Evaluation is an essential element in the process of designing and implementing educational and training programs. The analysis of a program’s successes or failures allows for improvement in the learning and performance of individuals as well as greater efficiency for the organization (Reiser & Dempsey, 2018, pp. 87, 91). Models should assess both formative and summative evaluation (p.87). With this in mind, what follows is a proposal for a new order for evaluation, which borrows from Stufflebeams’ influential CIPP model, Rossi’s question-based Five-Domain Evaluation Model, and Kirkpatrick’s Training Evaluation, Levels 3 and 4 (pp. 88, 92).
In this, The Comprehensive Evaluation Model, there are three stages: Foundational Considerations, Procedural Concerns, and Outcomes Valuations. The three stages provide opportunities for both formative assessment, which evaluates the process of the program and implements improvements as needed, and summative assessment, which is concerned with evaluation in any area other than development (Reiser & Dempsey, 2018, p. 87).
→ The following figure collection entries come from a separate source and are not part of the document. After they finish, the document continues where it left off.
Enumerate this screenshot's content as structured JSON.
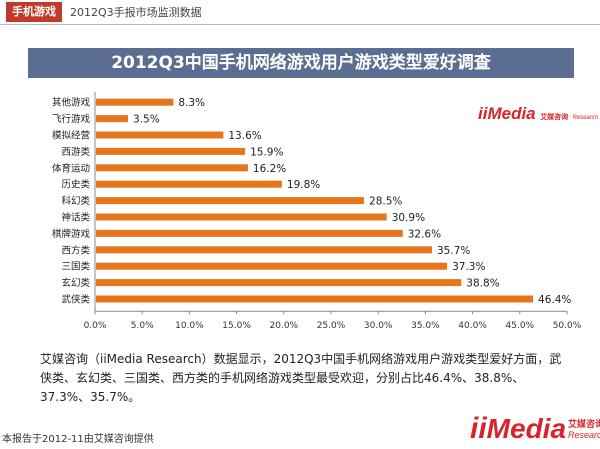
{
  "header": {
    "tag": "手机游戏",
    "subtitle": "2012Q3手报市场监测数据"
  },
  "logo": {
    "ii": "ii",
    "media": "Media",
    "cn": "艾媒咨询",
    "en": "Research"
  },
  "chart_data": {
    "type": "bar",
    "orientation": "horizontal",
    "title": "2012Q3中国手机网络游戏用户游戏类型爱好调查",
    "categories": [
      "其他游戏",
      "飞行游戏",
      "模拟经营",
      "西游类",
      "体育运动",
      "历史类",
      "科幻类",
      "神话类",
      "棋牌游戏",
      "西方类",
      "三国类",
      "玄幻类",
      "武侠类"
    ],
    "values": [
      8.3,
      3.5,
      13.6,
      15.9,
      16.2,
      19.8,
      28.5,
      30.9,
      32.6,
      35.7,
      37.3,
      38.8,
      46.4
    ],
    "value_labels": [
      "8.3%",
      "3.5%",
      "13.6%",
      "15.9%",
      "16.2%",
      "19.8%",
      "28.5%",
      "30.9%",
      "32.6%",
      "35.7%",
      "37.3%",
      "38.8%",
      "46.4%"
    ],
    "xlim": [
      0,
      50
    ],
    "ticks": [
      "0.0%",
      "5.0%",
      "10.0%",
      "15.0%",
      "20.0%",
      "25.0%",
      "30.0%",
      "35.0%",
      "40.0%",
      "45.0%",
      "50.0%"
    ],
    "grid": false,
    "bar_color": "#e8751a",
    "xlabel": "",
    "ylabel": ""
  },
  "description": "艾媒咨询（iiMedia Research）数据显示，2012Q3中国手机网络游戏用户游戏类型爱好方面，武侠类、玄幻类、三国类、西方类的手机网络游戏类型最受欢迎，分别占比46.4%、38.8%、37.3%、35.7%。",
  "footer": "本报告于2012-11由艾媒咨询提供",
  "colors": {
    "accent": "#c0392b",
    "banner": "#5b6e91",
    "bar": "#e8751a",
    "logo": "#d9232a"
  }
}
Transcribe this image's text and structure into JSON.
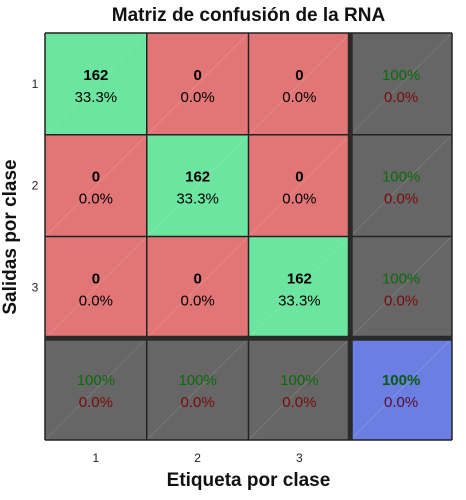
{
  "chart_data": {
    "type": "heatmap",
    "title": "Matriz de confusión de la RNA",
    "xlabel": "Etiqueta por clase",
    "ylabel": "Salidas por clase",
    "x_ticks": [
      "1",
      "2",
      "3"
    ],
    "y_ticks": [
      "1",
      "2",
      "3"
    ],
    "matrix": [
      [
        {
          "count": "162",
          "pct": "33.3%"
        },
        {
          "count": "0",
          "pct": "0.0%"
        },
        {
          "count": "0",
          "pct": "0.0%"
        }
      ],
      [
        {
          "count": "0",
          "pct": "0.0%"
        },
        {
          "count": "162",
          "pct": "33.3%"
        },
        {
          "count": "0",
          "pct": "0.0%"
        }
      ],
      [
        {
          "count": "0",
          "pct": "0.0%"
        },
        {
          "count": "0",
          "pct": "0.0%"
        },
        {
          "count": "162",
          "pct": "33.3%"
        }
      ]
    ],
    "row_summary": [
      {
        "correct": "100%",
        "incorrect": "0.0%"
      },
      {
        "correct": "100%",
        "incorrect": "0.0%"
      },
      {
        "correct": "100%",
        "incorrect": "0.0%"
      }
    ],
    "col_summary": [
      {
        "correct": "100%",
        "incorrect": "0.0%"
      },
      {
        "correct": "100%",
        "incorrect": "0.0%"
      },
      {
        "correct": "100%",
        "incorrect": "0.0%"
      }
    ],
    "overall": {
      "correct": "100%",
      "incorrect": "0.0%"
    },
    "colors": {
      "correct_cell": "#6be59f",
      "incorrect_cell": "#e27677",
      "summary_cell": "#666666",
      "overall_cell": "#6b7fe3",
      "grid": "#222222"
    }
  }
}
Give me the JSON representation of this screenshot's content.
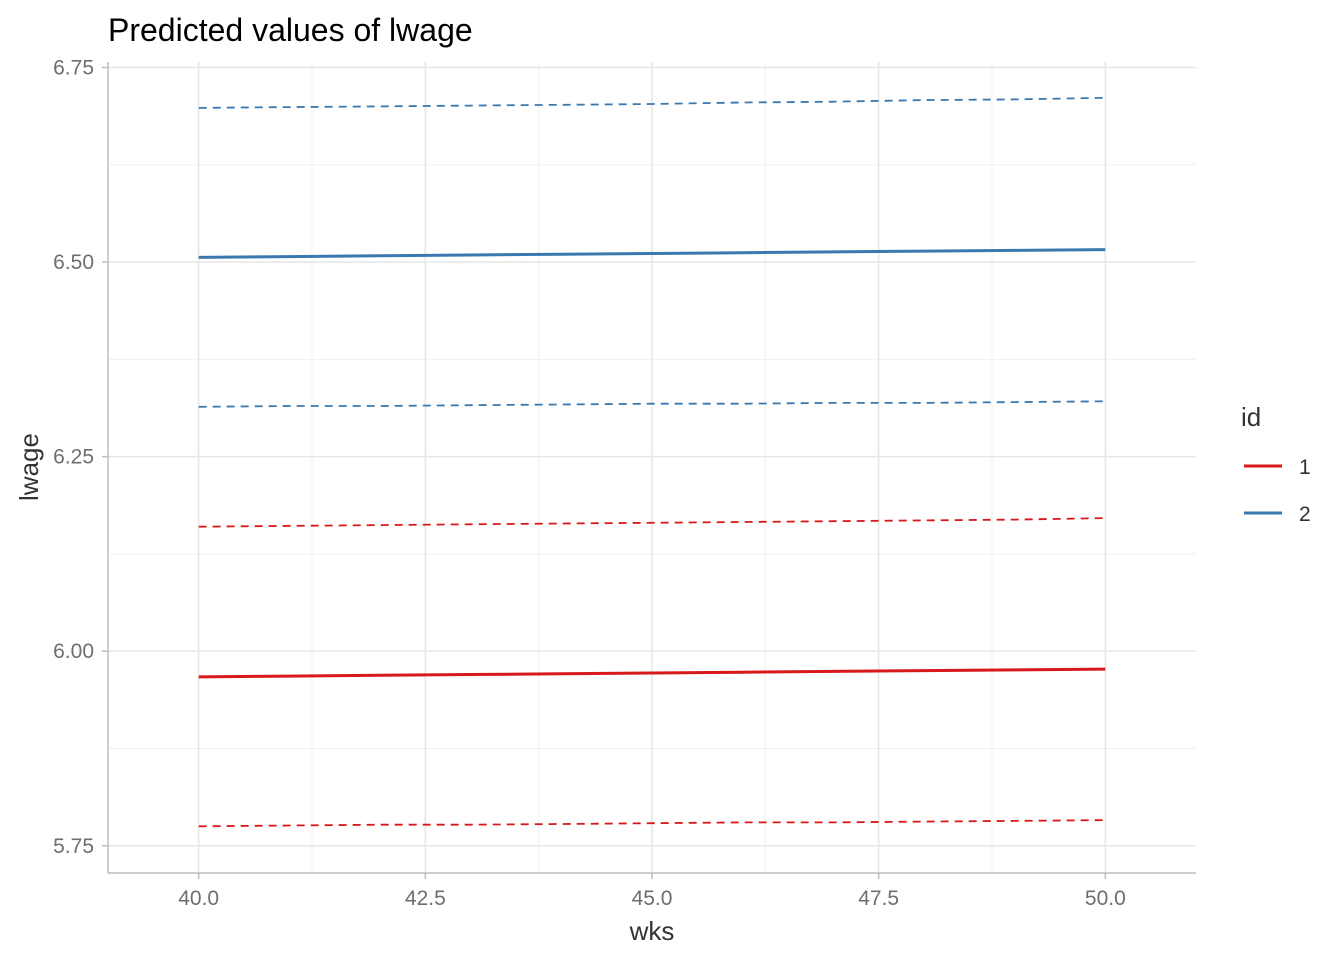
{
  "chart_data": {
    "type": "line",
    "title": "Predicted values of lwage",
    "xlabel": "wks",
    "ylabel": "lwage",
    "xlim": [
      39.0,
      51.0
    ],
    "ylim": [
      5.715,
      6.757
    ],
    "x_ticks": [
      40.0,
      42.5,
      45.0,
      47.5,
      50.0
    ],
    "x_tick_labels": [
      "40.0",
      "42.5",
      "45.0",
      "47.5",
      "50.0"
    ],
    "y_ticks": [
      5.75,
      6.0,
      6.25,
      6.5,
      6.75
    ],
    "y_tick_labels": [
      "5.75",
      "6.00",
      "6.25",
      "6.50",
      "6.75"
    ],
    "grid": true,
    "legend": {
      "title": "id",
      "position": "right",
      "entries": [
        "1",
        "2"
      ]
    },
    "x": [
      40,
      41,
      42,
      43,
      44,
      45,
      46,
      47,
      48,
      49,
      50
    ],
    "series": [
      {
        "name": "1",
        "color": "#d7191c",
        "values": [
          5.967,
          5.968,
          5.969,
          5.97,
          5.971,
          5.972,
          5.973,
          5.974,
          5.975,
          5.976,
          5.977
        ],
        "lower": [
          5.775,
          5.776,
          5.777,
          5.777,
          5.778,
          5.779,
          5.78,
          5.78,
          5.781,
          5.782,
          5.783
        ],
        "upper": [
          6.16,
          6.161,
          6.162,
          6.163,
          6.164,
          6.165,
          6.166,
          6.167,
          6.168,
          6.169,
          6.171
        ]
      },
      {
        "name": "2",
        "color": "#3a78b0",
        "values": [
          6.506,
          6.507,
          6.508,
          6.509,
          6.51,
          6.511,
          6.512,
          6.513,
          6.514,
          6.515,
          6.516
        ],
        "lower": [
          6.314,
          6.315,
          6.315,
          6.316,
          6.317,
          6.318,
          6.318,
          6.319,
          6.319,
          6.32,
          6.321
        ],
        "upper": [
          6.698,
          6.699,
          6.7,
          6.701,
          6.702,
          6.703,
          6.705,
          6.706,
          6.708,
          6.709,
          6.711
        ]
      }
    ]
  }
}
The first stage of the Comprehensive Evaluation Model is Foundational Considerations, which begins with context evaluation, derived from CIPP and Rossi’s Five-Domains; this is a needs assessment to determine if the program is necessary (Reiser & Dempsey, 2018, p.88). The second step, like CIPP’s Input Evaluation, is concerned with whether the available resources and support are adequate to implement the program (p. 88). And the third and final step considers the concept of the program, like Rossi’s Theory Assessment, analyzing the potential success of the overall program concept in an effort to avoid theory failure (p.88).
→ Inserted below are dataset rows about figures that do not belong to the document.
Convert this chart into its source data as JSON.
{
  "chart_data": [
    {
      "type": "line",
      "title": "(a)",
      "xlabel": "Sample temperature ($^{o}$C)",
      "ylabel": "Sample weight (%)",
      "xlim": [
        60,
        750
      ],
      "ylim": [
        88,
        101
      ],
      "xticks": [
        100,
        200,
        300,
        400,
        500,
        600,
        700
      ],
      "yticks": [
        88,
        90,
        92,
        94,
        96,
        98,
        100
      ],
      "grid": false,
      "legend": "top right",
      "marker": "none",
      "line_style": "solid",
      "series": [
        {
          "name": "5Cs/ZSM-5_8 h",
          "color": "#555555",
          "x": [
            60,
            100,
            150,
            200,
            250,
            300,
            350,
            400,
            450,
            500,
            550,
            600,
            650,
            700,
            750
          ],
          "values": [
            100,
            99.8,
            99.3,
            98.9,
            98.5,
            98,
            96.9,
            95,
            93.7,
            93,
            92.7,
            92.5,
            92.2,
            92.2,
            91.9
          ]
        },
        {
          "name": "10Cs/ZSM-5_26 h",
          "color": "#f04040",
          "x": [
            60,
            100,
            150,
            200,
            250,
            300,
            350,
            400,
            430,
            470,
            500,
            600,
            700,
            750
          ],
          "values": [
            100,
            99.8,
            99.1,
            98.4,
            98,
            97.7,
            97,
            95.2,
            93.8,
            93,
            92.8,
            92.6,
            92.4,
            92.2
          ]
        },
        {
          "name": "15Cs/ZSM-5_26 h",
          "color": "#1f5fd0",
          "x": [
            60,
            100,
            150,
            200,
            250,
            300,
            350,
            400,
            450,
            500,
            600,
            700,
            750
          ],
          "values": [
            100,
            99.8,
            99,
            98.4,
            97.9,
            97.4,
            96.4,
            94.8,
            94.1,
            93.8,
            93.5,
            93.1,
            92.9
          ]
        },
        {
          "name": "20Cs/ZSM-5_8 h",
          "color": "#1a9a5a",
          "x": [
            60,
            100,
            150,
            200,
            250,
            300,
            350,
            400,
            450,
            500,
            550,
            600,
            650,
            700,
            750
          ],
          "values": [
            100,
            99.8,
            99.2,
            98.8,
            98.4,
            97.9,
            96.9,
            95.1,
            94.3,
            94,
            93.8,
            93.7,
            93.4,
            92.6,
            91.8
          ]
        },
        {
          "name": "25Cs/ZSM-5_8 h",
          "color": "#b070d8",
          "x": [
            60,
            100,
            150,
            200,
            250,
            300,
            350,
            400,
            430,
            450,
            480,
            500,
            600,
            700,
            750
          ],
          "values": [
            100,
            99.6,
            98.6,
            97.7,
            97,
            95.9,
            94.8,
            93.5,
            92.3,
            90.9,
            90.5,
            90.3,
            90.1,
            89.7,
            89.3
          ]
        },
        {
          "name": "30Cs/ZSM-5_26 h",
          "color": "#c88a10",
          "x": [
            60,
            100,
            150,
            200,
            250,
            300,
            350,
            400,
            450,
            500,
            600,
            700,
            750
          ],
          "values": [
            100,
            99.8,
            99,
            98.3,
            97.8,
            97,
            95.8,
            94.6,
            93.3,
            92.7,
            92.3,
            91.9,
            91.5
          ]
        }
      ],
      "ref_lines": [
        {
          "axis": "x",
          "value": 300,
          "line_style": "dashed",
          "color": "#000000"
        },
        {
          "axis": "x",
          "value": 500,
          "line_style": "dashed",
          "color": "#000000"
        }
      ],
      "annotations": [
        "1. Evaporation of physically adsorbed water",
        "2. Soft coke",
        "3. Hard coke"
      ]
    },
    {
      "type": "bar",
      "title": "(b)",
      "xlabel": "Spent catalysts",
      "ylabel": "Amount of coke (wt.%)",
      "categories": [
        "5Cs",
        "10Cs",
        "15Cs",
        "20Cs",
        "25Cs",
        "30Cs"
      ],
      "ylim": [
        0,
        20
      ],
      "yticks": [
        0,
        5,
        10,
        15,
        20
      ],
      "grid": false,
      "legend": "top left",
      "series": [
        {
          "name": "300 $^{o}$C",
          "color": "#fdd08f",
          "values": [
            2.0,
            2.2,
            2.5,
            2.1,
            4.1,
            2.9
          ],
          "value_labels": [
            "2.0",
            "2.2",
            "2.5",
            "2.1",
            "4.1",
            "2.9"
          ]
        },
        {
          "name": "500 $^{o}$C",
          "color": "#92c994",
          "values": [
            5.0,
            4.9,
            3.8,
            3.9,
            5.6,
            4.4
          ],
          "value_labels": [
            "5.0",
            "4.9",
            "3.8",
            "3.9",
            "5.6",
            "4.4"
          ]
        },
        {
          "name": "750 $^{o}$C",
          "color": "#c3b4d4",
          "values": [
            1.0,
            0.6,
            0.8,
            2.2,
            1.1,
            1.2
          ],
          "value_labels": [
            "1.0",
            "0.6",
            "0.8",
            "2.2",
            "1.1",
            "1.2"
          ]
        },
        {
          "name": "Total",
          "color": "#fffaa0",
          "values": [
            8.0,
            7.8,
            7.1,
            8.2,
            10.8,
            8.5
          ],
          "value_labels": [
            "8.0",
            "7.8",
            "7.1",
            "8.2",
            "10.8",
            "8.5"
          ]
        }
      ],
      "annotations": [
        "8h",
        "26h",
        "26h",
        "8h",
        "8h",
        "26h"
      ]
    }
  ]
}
The Procedural Concerns portion of this new model deals primarily with formative evaluation where the development of the program and the process of implementation are deliberated, looking for measures that might improve effectiveness (Reiser & Dempsey, 2018, p. 88).
Finally, the Outcomes Valuation is a summative evaluation focusing on the overall success of the product (i.e. the program). Considerations here include an implementation assessment, asking Rossi’s question, “Was the program implemented properly, according to the program plan?” (Reiser & Dempsey, 2018, p. 88). What follows is an impact study, evaluating whether or not the learner behavior was changed, as intended by the program. This evaluation investigates using Kirkpatrick’s Training Evaluation Model, Levels 3 and 4. At this point, evaluators must determine (1) if learners can apply learned concepts to the necessary arena (workplace or classroom) and (2) if the program implemented change that improved the performance of the organization (p.92.). All of these factors must be weighed on the balance with an efficiency assessment, like Rossi’s, to determine the return on investment or the cost effectiveness of the program (pp. 88-89).
Reiser, R. A., & Dempsey, J. V. (2018). Trends and issues in instructional design and technology. Boston: Pearson Education.